Há indícios de que essa interferência eleitoral não se limitou a este século, nem a Netanyahu. Há muito que se alega que as autoridades israelitas fizeram parte do complô da “surpresa de Outubro” de 1980 que levou à derrota de Jimmy Carter – durante décadas rejeitada como uma teoria da conspiração infundada até ser recentemente confirmada pelo New York Times – na qual a campanha de Ronald Reagan fez um acordo secreto com o governo iraniano para adiar a libertação de reféns americanos até depois das eleições presidenciais daquele ano, em troca de armas dos EUA, para as quais Israel atuaria como intermediário.

Como relatou o falecido Robert Parry , a antipatia do governo de direita Menachem Begin em Israel em relação a Carter era bem conhecida , inclusive pelo próprio Carter, que disse aos investigadores do Congresso uma década depois que sentia que “Israel lançou a sua sorte com Reagan”. no início de 1980.
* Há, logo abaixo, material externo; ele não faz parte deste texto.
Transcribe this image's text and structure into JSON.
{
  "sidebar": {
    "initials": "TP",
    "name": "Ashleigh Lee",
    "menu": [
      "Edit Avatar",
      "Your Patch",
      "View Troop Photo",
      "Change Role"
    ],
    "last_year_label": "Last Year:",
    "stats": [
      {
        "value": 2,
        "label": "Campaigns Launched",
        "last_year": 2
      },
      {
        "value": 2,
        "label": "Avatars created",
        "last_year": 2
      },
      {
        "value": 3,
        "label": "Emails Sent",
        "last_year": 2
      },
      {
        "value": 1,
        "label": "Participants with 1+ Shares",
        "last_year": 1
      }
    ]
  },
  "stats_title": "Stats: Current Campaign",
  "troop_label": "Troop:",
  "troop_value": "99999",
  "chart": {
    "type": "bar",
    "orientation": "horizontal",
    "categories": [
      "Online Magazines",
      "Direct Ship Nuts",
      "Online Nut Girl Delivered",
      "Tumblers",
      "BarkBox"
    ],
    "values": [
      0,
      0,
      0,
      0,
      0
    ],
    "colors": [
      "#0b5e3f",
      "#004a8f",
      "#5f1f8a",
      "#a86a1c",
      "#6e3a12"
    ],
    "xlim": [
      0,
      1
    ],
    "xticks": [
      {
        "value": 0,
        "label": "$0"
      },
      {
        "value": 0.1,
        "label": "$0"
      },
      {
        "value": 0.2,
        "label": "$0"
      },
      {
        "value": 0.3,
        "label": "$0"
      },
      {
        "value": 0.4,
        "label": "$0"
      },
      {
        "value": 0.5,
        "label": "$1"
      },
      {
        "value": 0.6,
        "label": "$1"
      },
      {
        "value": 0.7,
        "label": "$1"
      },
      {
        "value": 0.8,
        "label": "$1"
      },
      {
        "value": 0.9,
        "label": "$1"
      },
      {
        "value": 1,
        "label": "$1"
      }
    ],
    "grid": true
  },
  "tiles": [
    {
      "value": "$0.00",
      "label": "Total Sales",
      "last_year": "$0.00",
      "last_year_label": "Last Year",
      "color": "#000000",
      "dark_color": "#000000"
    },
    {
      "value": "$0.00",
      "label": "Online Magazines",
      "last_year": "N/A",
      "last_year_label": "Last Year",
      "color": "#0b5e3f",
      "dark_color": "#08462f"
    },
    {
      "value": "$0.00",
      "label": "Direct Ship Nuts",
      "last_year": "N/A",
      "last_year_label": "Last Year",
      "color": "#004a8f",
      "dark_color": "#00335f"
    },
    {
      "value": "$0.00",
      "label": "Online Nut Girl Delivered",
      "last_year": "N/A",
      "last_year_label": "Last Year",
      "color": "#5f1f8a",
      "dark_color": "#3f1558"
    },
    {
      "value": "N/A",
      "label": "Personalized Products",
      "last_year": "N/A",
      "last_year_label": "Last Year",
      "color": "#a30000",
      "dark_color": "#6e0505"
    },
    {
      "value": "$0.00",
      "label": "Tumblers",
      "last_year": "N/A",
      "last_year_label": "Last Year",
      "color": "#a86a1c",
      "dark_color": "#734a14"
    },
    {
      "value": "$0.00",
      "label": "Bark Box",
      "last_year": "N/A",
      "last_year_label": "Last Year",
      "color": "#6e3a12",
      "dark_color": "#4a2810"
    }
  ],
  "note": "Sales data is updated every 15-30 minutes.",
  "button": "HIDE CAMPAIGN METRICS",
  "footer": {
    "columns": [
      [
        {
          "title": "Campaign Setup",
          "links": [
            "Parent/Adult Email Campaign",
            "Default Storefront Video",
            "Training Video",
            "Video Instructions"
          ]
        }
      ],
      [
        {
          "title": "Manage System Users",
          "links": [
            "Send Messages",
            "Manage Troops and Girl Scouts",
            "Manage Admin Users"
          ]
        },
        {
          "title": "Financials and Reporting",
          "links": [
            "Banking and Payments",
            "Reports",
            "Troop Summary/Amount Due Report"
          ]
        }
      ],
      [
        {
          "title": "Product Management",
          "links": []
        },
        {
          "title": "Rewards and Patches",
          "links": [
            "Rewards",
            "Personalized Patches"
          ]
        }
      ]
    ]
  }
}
Israel e a imprensa desafiaram a credibilidade do ex-agente de inteligência Ari Ben-Menashe, que alegou que as autoridades israelitas mediaram o encontro entre o campo de Reagan e os revolucionários iranianos, e que Begin tinha escrito um memorando ordenando aos seus conselheiros que trabalhassem com eles. Mas o que não é contestado é que Israel de facto começou a enviar armas fabricadas nos EUA para o Irão pouco depois de os reféns terem sido libertados (que ganharam a liberdade, de forma suspeita, poucos minutos depois de Reagan ter tomado posse), graças à administração secreta e repentina. mudar a política dos EUA para permitir isso.

Notavelmente, no ano passado, o Times noticiou, na sua exposição surpresa de Outubro, que, quando um dos aliados de Reagan viajou pelo Médio Oriente dizendo aos líderes para informarem os iranianos que deveriam esperar por um melhor acordo de reféns quando Reagan vencesse, ele fê-lo “em cada paragem em a região” – exceto Israel.

O escândalo Russiagate de 2016 desencadeou oito anos e uma contagem de política externa agressiva com base no facto de a interferência de Moscou nas eleições desse ano constituir um “ataque”. Então, o que você pode dizer sobre Israel, que interferiu não apenas nas eleições daquele ano, mas em várias outras?


Bomba, bomba, bomba no Irã

Estes laços estreitos entre segmentos das facções governamentais dos EUA e de Israel não afetaram apenas as eleições, mas influenciaram a política dos EUA. Em nenhum lugar isto é mais claro do que quando se trata do Irã.

Os comentadores normalmente apontam para o discurso de Netanyahu ao Congresso em 2015, opondo-se ao acordo nuclear de Obama com o Irã, e com boas razões. Um discurso abertamente partidário em solo americano, elaborado em colaboração com a oposição política do presidente e destinado a minar um dos seus principais objetivos de política externa, a medida foi amplamente denunciada como um ato sem precedentes de interferência política por parte de um governo estrangeiro.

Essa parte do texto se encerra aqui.